Nessun preavviso e nessuna spiegazione. Da lunedì il forno non ha più prodotto pane. Sulle vetrine è semplicemente apparso un cartello che annuncia una non meglio precisata chiusura. Quali che siano le ragioni - difficoltà economiche o motivi personali - la notizia ha colpito residenti e clienti abituali, molti dei quali anziani, per i quali il forno rappresentava un servizio essenziale, difficile da sostituire con punti vendita più lontani. «Speriamo sia solo una pausa, sarebbe un vero peccato», commentano con amarezza alcuni clienti storici.

La chiusura del panificio è l’ultima di una serie in città attraversata da una crisi che non può più essere indicata come emergenza, ma che è diventata a tutti gli effetti strutturale. Un fenomeno che attraversa tutta la nazione, ma i cui effetti in città, anche da un punto di vista meramente “estetico” sono preoccupanti.

Le saracinesche abbassate raccontano molto più delle parole. Dicono di imprenditori travolti dal crollo dei consumi, ma anche di affitti insostenibili, piuttosto che di un centro che non attira più come un tempo, a causa anche dei grandi centri commerciali e del proliferare dell’e-commerce, e di un tessuto sociale che lentamente si sfalda. «Ogni negozio che chiude – ha sottolineato con chiarezza anche la presidente dell’Unione commercio Loretta Credaro - non è solo un’attività che scompare, ma un pezzo di città che se ne va».

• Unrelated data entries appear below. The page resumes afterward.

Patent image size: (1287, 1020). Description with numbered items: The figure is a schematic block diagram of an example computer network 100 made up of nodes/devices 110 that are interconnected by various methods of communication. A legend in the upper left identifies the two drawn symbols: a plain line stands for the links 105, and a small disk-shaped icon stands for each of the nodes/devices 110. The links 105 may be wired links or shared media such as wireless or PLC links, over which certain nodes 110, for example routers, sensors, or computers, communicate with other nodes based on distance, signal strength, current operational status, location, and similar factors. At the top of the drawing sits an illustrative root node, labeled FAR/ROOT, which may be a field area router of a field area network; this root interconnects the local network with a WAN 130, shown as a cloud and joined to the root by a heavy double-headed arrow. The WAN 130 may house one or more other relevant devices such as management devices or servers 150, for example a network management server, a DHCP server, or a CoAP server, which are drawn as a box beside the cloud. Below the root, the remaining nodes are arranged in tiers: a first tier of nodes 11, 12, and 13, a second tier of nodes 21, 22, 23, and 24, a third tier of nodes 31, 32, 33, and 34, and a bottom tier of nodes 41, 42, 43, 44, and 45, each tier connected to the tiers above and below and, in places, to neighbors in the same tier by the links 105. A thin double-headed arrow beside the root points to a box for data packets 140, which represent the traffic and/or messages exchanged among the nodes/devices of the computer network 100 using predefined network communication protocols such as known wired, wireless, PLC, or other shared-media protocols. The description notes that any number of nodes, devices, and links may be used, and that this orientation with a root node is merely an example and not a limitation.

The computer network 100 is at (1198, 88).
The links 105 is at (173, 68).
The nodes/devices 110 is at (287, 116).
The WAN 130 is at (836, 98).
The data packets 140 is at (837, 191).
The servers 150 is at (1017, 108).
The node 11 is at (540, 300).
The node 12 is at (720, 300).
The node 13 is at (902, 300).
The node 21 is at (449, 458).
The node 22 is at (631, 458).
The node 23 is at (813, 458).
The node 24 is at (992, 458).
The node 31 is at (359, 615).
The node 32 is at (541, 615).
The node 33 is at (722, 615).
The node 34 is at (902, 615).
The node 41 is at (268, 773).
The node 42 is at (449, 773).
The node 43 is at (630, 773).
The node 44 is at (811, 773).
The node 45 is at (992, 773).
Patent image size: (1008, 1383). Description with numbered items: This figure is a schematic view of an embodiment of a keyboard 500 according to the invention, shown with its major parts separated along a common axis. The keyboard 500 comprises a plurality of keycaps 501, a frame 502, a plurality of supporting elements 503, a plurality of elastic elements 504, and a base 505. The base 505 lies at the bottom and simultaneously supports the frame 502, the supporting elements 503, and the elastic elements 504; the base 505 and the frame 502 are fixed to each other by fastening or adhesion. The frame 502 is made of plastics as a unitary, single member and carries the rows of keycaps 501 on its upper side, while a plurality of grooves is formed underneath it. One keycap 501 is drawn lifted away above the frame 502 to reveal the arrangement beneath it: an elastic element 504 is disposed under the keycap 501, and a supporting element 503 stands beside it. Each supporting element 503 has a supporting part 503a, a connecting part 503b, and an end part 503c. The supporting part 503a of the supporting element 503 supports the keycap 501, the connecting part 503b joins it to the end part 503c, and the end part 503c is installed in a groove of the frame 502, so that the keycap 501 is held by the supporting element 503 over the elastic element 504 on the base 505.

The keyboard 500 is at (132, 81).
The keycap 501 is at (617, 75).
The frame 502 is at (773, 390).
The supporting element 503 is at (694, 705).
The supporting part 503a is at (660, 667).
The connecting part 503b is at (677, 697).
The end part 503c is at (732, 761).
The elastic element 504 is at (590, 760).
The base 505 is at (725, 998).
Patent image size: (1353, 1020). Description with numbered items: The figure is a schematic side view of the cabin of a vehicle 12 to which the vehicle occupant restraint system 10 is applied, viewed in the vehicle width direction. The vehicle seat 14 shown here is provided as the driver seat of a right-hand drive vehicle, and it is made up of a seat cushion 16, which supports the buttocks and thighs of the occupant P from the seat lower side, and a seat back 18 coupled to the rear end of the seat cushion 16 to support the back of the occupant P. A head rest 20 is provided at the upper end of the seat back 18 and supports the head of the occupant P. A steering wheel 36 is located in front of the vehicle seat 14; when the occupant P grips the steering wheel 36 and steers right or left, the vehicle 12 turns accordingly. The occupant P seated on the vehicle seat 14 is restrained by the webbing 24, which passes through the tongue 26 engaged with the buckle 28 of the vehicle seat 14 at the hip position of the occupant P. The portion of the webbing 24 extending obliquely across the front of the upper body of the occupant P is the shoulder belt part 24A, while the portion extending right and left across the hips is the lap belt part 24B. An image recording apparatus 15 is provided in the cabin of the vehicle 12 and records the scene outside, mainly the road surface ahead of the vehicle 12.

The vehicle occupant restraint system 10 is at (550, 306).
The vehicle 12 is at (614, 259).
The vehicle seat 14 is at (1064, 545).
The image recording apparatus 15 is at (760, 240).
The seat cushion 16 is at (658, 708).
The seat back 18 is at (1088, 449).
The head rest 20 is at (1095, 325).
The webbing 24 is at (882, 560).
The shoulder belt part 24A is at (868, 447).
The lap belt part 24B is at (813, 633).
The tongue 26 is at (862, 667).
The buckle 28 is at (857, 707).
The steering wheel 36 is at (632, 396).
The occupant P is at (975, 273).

Per un capoluogo che ambisce a diventare polo turistico e punto di riferimento per il territorio, la situazione rischia di diventare insostenibile. Vie spente e servizi ridotti complicano l’attrattività per nuovi residenti e villeggianti, ma anche la vita quotidiana di una popolazione che invecchia. Incentivi per i nuovi e i giovani, bandi per riaprire attività in strutture pubbliche a prezzi calmierati e magari anche aumenti delle tasse sugli immobili per chi non applica affitti concordati potrebbero essere gli strumenti da mettere in campo per provare a invertire la rotta, attraverso quella collaborazione tra istituzioni, enti locali e privati auspicata innanzitutto da Confcommercio.